Molter, Johann Melchior

Sämtliche Sinfonien

Vol. 21: Sinfonien F-Dur MWV VII 66 / D-Dur MWV 67 / D-Dur MWV VII 68, Partitur

Rubrik: Noten
Verlag/Label: Dohr, Köln 2014
erschienen in: das Orchester 02/2015 , Seite 70

Johann Melchior Molter (1696-1765) ist heute überwiegend Klarinettisten und Trompetern bekannt durch seine Konzerte für diese Instrumente. Seine 169 (!) Sinfonien dürften dem Publikum eher unbekannt sein, dafür aber überraschende Entdeckungen abseits der gewohnten Pfade anbieten. Molters Lebensdaten verankern ihn in einer Übergangszeit, dem Spätbarock. Ein Blick in die vorliegenden Partituren macht das deutlich. Die barocke Schreibweise mit B.c. ist aufgehoben. In zwei der drei Sinfonien sind zwei Hörner (alternativ zwei Clarini) besetzt. Anhand der Jahreszahlen ist auszuschließen, dass Molter die 1750 vom Dresdner Hornisten Anton Joseph Hampel entwickelte Stopftechnik gekannt hat. Folglich sind die Stimmen in Naturhorn-Schreibweise notiert. Anders wäre die Möglichkeit, die Bläserstimmen mit Clarini zu besetzen, ausgeschlossen. Dennoch spricht einiges dafür, anhand der Stimmbehandlung das beginnende Zeitalter der Klassik vorauszuspüren, denn die tiefere Lage der Hörner, nicht mehr die barocke Clarinlage, die sich noch gelegentlich bei Haydn finden lässt, kündigt einen Wandel der klanglichen Ästhetik an.

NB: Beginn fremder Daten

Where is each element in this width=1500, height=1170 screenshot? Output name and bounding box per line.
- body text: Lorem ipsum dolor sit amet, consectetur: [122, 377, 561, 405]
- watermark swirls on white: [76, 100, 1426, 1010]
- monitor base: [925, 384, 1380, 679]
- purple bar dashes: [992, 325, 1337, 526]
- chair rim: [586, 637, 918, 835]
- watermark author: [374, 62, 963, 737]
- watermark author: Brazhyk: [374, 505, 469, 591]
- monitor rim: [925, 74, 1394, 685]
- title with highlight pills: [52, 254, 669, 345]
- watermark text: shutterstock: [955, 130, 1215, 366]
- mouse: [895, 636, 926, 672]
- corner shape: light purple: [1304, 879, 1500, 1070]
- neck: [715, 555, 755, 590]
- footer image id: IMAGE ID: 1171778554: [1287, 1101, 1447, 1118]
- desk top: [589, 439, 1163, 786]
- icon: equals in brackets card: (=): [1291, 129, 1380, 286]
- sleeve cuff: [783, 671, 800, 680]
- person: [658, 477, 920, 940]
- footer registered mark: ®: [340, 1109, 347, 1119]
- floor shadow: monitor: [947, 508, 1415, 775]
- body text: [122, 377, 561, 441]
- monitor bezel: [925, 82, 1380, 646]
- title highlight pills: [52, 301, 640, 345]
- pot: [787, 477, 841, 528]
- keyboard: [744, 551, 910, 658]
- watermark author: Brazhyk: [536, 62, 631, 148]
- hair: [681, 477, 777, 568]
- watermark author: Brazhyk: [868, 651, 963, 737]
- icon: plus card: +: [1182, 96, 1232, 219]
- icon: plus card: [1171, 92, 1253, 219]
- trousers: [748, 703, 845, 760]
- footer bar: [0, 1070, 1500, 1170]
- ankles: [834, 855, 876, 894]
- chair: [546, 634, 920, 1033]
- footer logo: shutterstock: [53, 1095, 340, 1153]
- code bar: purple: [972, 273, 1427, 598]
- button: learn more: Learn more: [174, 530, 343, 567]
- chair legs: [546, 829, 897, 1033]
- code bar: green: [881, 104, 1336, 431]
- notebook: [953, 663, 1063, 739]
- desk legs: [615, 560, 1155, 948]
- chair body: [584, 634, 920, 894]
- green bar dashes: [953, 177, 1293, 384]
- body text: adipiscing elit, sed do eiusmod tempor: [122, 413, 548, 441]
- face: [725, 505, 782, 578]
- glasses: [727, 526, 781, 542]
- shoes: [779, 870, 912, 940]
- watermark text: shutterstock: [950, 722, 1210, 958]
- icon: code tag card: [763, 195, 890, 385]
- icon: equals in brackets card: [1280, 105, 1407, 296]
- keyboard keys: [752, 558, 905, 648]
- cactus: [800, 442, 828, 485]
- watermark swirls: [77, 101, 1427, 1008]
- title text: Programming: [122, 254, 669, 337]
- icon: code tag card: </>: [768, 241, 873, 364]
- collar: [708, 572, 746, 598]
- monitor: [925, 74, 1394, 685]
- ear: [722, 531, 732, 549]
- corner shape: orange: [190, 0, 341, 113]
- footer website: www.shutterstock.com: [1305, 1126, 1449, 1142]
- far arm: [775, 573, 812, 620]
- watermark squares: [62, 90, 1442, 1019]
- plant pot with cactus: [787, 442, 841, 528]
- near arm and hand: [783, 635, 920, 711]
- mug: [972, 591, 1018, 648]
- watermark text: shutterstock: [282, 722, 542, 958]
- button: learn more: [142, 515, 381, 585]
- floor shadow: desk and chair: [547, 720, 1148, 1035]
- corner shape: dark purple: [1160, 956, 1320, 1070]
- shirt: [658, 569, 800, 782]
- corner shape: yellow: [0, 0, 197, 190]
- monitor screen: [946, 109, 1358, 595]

Auch emanzipiert sich die Streicherbehandlung in Richtung homofoner Satztechnik, unter Negierung barocker Kontrapunktik.
Zu Molter selbst ist in musikalischen Nachschlagewerken eher wenig zu finden. Umso lobenwerter ist festzustellen, dass sich Herausgeber und Verlag dieses Mammutprojekts angenommen haben. Wenn alle Ausgaben in 93 Bänden so sorgsam editiert sein werden wie die vorliegende mit den Sinfonien 66 bis 68, wird ihnen einen vorbildliche Arbeit gelungen sein. Ein klar gegliederter Titeleinband, ein offenbar sehr sorgfältiger Revisionsbericht, ein das Wesentliche erwähnendes Vorwort und ein gut leserlicher Notendruck wecken auf Anhieb Neugier. Die musikwissenschaftliche Notwendigkeit sei hier unbestritten.
Den musikalischen Gehalt zu bewerten ist nicht Aufgabe dieser Rezension. Man kann sich freilich vorstellen, dass bei der Menge der Sinfonien qualitative Unterschiede in den Kompositionen erkennbar sein müssen. Ihr guter Wert heutzutage liegt allerdings gerade darin: entweder als „Warmspielstück“ für professionelle Kammerorchester oder als wertvolle Repertoire-Bestandteile von Laienorchestern, die Molters Sinfonien dankbar annehmen sollten.
Somit seien einige Worte zu den Werken gesagt. Alle sind dreisätzig im Schema Allegro/Andante/Allegro angelegt, von jeweils überschaubarer Länge. Zu welchen Anlässen Molters Sinfonien komponiert wurden, ist
im Vorwort nicht erwähnt, kann man möglicherweise nur vermuten. Sie strahlen den Charme guter Gebrauchsmusik aus – lebendig, ohne größere melodische Besonderheiten. Die Entstehung dieser drei Sinfonien mag man in die Zeit von Molters zweitem Karlsruher Engagement als Hofkapellmeister datieren. Es dürfte also höfische Anlässe genug gegeben haben, bei denen seine Musik gewünscht war.